MTGやり込んで幸せなオーラが出てきた

 「魂のカード」というのは良く言ったもので、MTGのパックを開けて出て来て「おっ」と「使えそう」とか「カッコいい」とか「何だろう?」と思ったカードを実際にゲームで活躍させてやりたいと思う所が心の出発点であったと思う。

 んでまあ、ゲーム全体の成り行きが分かって来たところで、実はMTGのデュエルというのは決まる時「あっけない」感じで終わることも多いのだが、アツいデュエルというのがどんなものかというと、戦場に互いにクリーチャーやアーティファクトにエンチャントが並び、拮抗して、手札を読み合う。

 そうすると、そういうデュエルがしたいなら、一撃で終わる大型クリーチャーというのはゲームを終える決め技であるわけだから出たらゲームは終わるので、アツいデュエルの正体は前座の小型クリーチャー群とそれに作用する強化やダメージなどの特殊効果ということになってくる。そうなると戦場を一掃する全除去などもシラケ要因のひとつではあるが、そこまで含めてアツくなれるということをすると速攻に寄り過ぎてこれも戦場がアツくなる前に決まってしまったりする。最近のイタリアンがそうだった。

 だから、そうであるなら、小型で押すにしてもそれで勝ってしまっても良いが、基本的には並べて守るのが軸になり、並べるなら数は必要で、そして全除去ではなくここに作用する強化やダメージなどのほうが互いに並べたときに読み合いが発生するので、デッキメイクからそうした場合に、奇跡のようなアツいデュエルが盤面に再現されることがあるのだろうなと思っている。

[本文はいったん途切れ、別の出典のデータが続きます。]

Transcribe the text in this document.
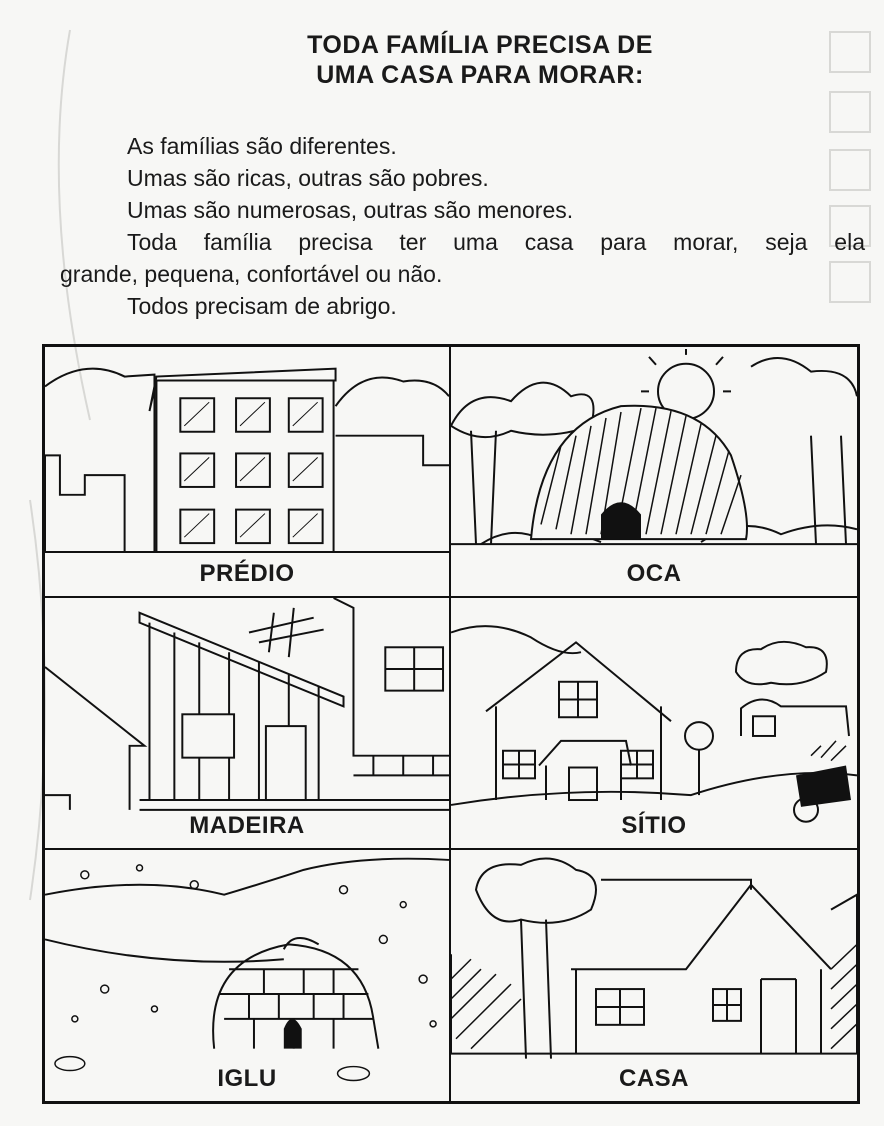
TODA FAMÍLIA PRECISA DE
UMA CASA PARA MORAR:

As famílias são diferentes.

Umas são ricas, outras são pobres.

Umas são numerosas, outras são menores.

Toda família precisa ter uma casa para morar, seja ela

grande, pequena, confortável ou não.

Todos precisam de abrigo.

PRÉDIO	OCA
MADEIRA	SÍTIO
IGLU	CASA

 まあ、トッププロがドラフトの卓でそういうデュエルを見せていたら、それはある意味で八百長かもしれないというのが日本からプロツアー渡航したものが勝たせてもらえたが、ガイジンのデュエルは違うみたいな話にも見え隠れするものだが、俺の本願がミラージュ限定構築の大会に藤田さんに同行してポンと渡された青赤のデッキの調整要因として、1日かけて知らない人と6回もデュエルした東京大会の思い出があり、その優勝の石田格の黒青赤デッキが不思議で仕方なかったのが、今や不思議でなくなったことだ。弱っちいカードが並んで不思議と皆が決めたいような大技が最後に決まる。どうしてそんなことがグチャグチャに入れて繰るゲームの中でしかも大会で頻繁に起こるのか。その謎が解けたように思う。

 まあ観戦でごった返していて、チラ見えしかしなかったが、恐らく黒ウィニーでギルドメイジ、再生付きフランカー黒騎士、大クラゲ、知恵の蛇、ネクラタルなどがバランスよく入っており、そこに火葬、ダークバニシングなどの除去にリアニじゃないけどネクロマンシーと決め技のネクロサーバントとミストドラゴンというレシピだと思う。あの環境には島渡り再生のリバーボアがいるので、島なし黒青というのが話題だった気がするし、そのために多色ランドが入っていて赤にもタッチ出来たのだろう。

 ミラージュ限定構築はもう無いし、あの環境の世界戦はプロスブルームで終わった。

 それでも俺の心にはあの時の決勝で自分も持っているような普通のカードがテーブルにビシッと並んで、やりたい決め技が本当に決まって、特別なカードでなくても優勝できるんだなぁというような感想を抱いて帰ったのだと思う。

 まあでも、同じ土地を揃えるだけで箱買い1万円くらいでは効かないくらい土地が並んでいたとも思うがな。多色ランドがMTGの強さの源泉で、それを揃えていれば、新しいセットのゴミにされがちな小さなコモンカードを色々使ってデュエルを遊べる。

 デュアルランドどころか、基本地形でもゲームが出来るほど持っているのは珍しいのだから、まあカードそのものがオモチャで繰って遊ぶのは最高の贅沢よな。